Por Rafael Rojas Colorado

Dios formó su Iglesia en el desierto, ese inhóspito y extremoso lugar. Apartado de las grandes civilizaciones convoca a un grupo de pastores; en ellos converge la confianza y la fe y les responsabiliza para cumplir una misión: profetizar su divino mensaje a toda su descendencia.

A través de ese grupo de nómadas del desierto difunde su mensaje a todas las naciones del mundo. Aunque de diversas culturas, el lenguaje de la espiritualidad es un solo idioma que persuade y graba en el alma humana las huellas de sus alianzas. Las que pactó con Abraham, más tarde con Jacob, a quien prometió el esplendor de una gran nación.

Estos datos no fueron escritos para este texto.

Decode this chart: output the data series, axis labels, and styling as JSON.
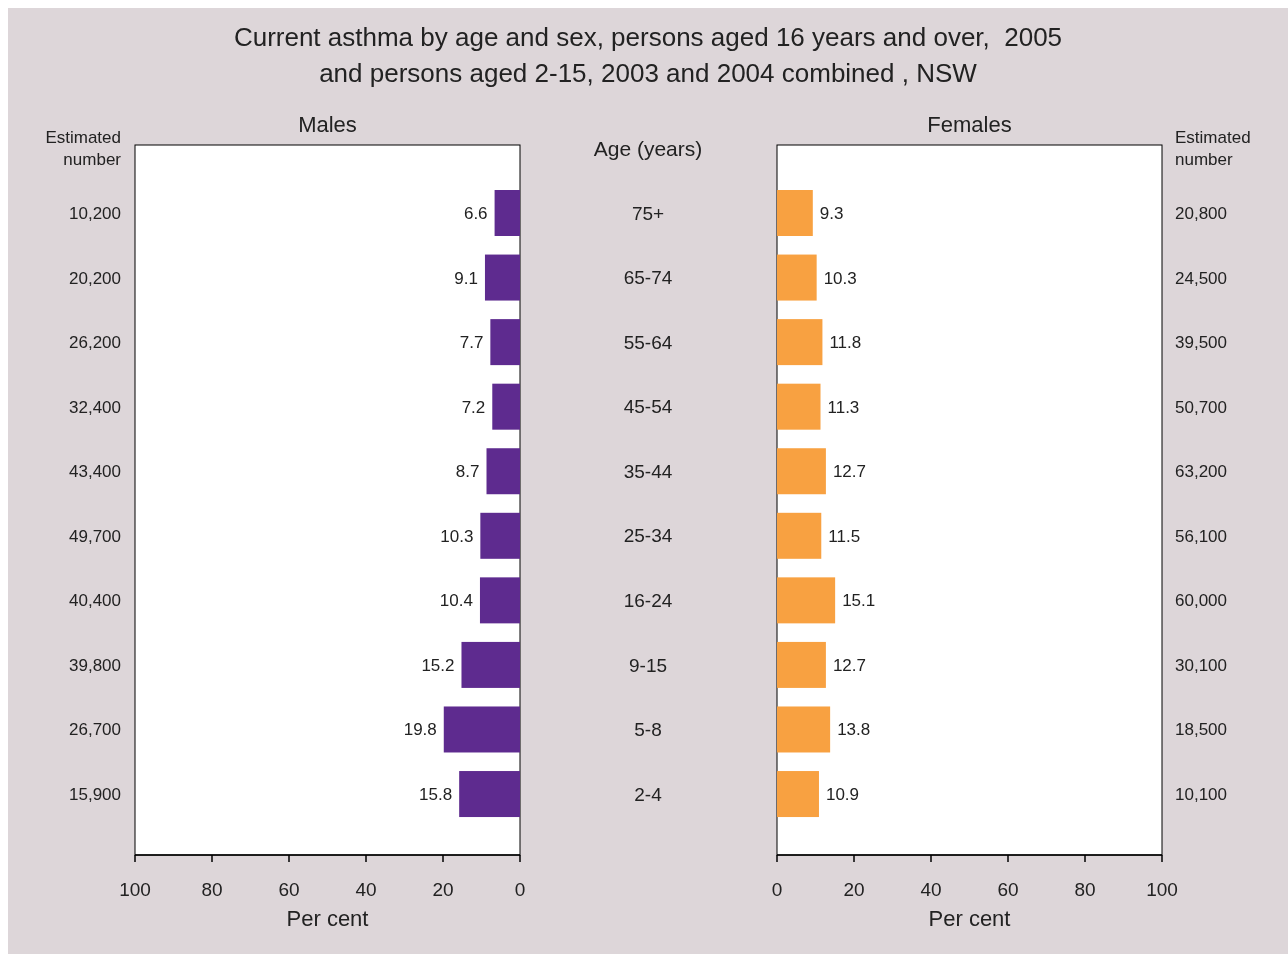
{
  "chart_data": [
    {
      "type": "bar",
      "orientation": "horizontal",
      "title": "Current asthma by age and sex, persons aged 16 years and over,  2005\nand persons aged 2-15, 2003 and 2004 combined , NSW",
      "subtitle": "Males",
      "xlabel": "Per cent",
      "ylabel": "Age (years)",
      "categories": [
        "75+",
        "65-74",
        "55-64",
        "45-54",
        "35-44",
        "25-34",
        "16-24",
        "9-15",
        "5-8",
        "2-4"
      ],
      "values": [
        6.6,
        9.1,
        7.7,
        7.2,
        8.7,
        10.3,
        10.4,
        15.2,
        19.8,
        15.8
      ],
      "color": "#5e2b8f",
      "data_labels": true,
      "xlim": [
        100,
        0
      ],
      "xticks": [
        100,
        80,
        60,
        40,
        20,
        0
      ],
      "annotations": [
        "Estimated number",
        "10,200",
        "20,200",
        "26,200",
        "32,400",
        "43,400",
        "49,700",
        "40,400",
        "39,800",
        "26,700",
        "15,900"
      ]
    },
    {
      "type": "bar",
      "orientation": "horizontal",
      "title": "Females",
      "xlabel": "Per cent",
      "tick_labels": "x",
      "categories": [
        "75+",
        "65-74",
        "55-64",
        "45-54",
        "35-44",
        "25-34",
        "16-24",
        "9-15",
        "5-8",
        "2-4"
      ],
      "values": [
        9.3,
        10.3,
        11.8,
        11.3,
        12.7,
        11.5,
        15.1,
        12.7,
        13.8,
        10.9
      ],
      "color": "#f8a141",
      "data_labels": true,
      "xlim": [
        0,
        100
      ],
      "xticks": [
        0,
        20,
        40,
        60,
        80,
        100
      ],
      "annotations": [
        "Estimated number",
        "20,800",
        "24,500",
        "39,500",
        "50,700",
        "63,200",
        "56,100",
        "60,000",
        "30,100",
        "18,500",
        "10,100"
      ]
    }
  ]
}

Siglos posteriores el Monte Sinaí se convierte en un sagrado escenario donde Moisés recibe de Dios los mandamientos que regirán a un pueblo que estaba perdiendo la confianza. Tiempo después reafirma su promesa con la sangre y resurrección de su Hijo unigénito, quien a través de la muerte desciende a los infiernos para expiar los pecados cometidos hasta entonces por quienes abandonaron el desierto para transitar por senderos pecaminosos.

El desierto es un mar de soledad y de silencios donde el perfume del aire despierta el silencio que se va acentuando en esa voz de la que mana la inteligencia y profetiza el amor para solidarizar la hermandad en la humanidad; es ese destello que refleja la sangre derramada en la cruz por Jesús y se transforma en su Evangelio, en esa Palabra revestida de lo sagrado que posee el ejemplo más sublime del amor al prójimo.

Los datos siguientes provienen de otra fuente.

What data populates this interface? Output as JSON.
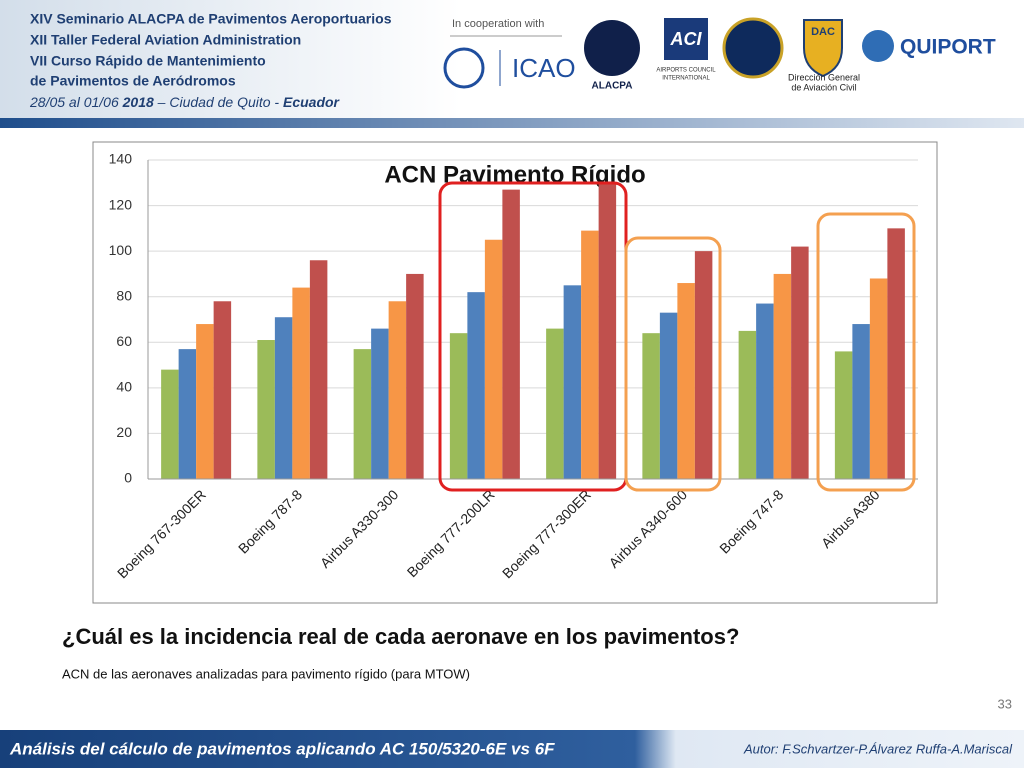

El desierto es un viaje al interior humano, un paisaje árido de rocas y arenas que posee una luz que ilumina los silencios más profundos del alma. El desierto es la cuna que arrulla la fe de un pueblo que creyó y obedeció esa voz que en los profundos abismos del silencio de ese arenoso mar le señaló el camino que le conduciría a un pleno encuentro con Dios.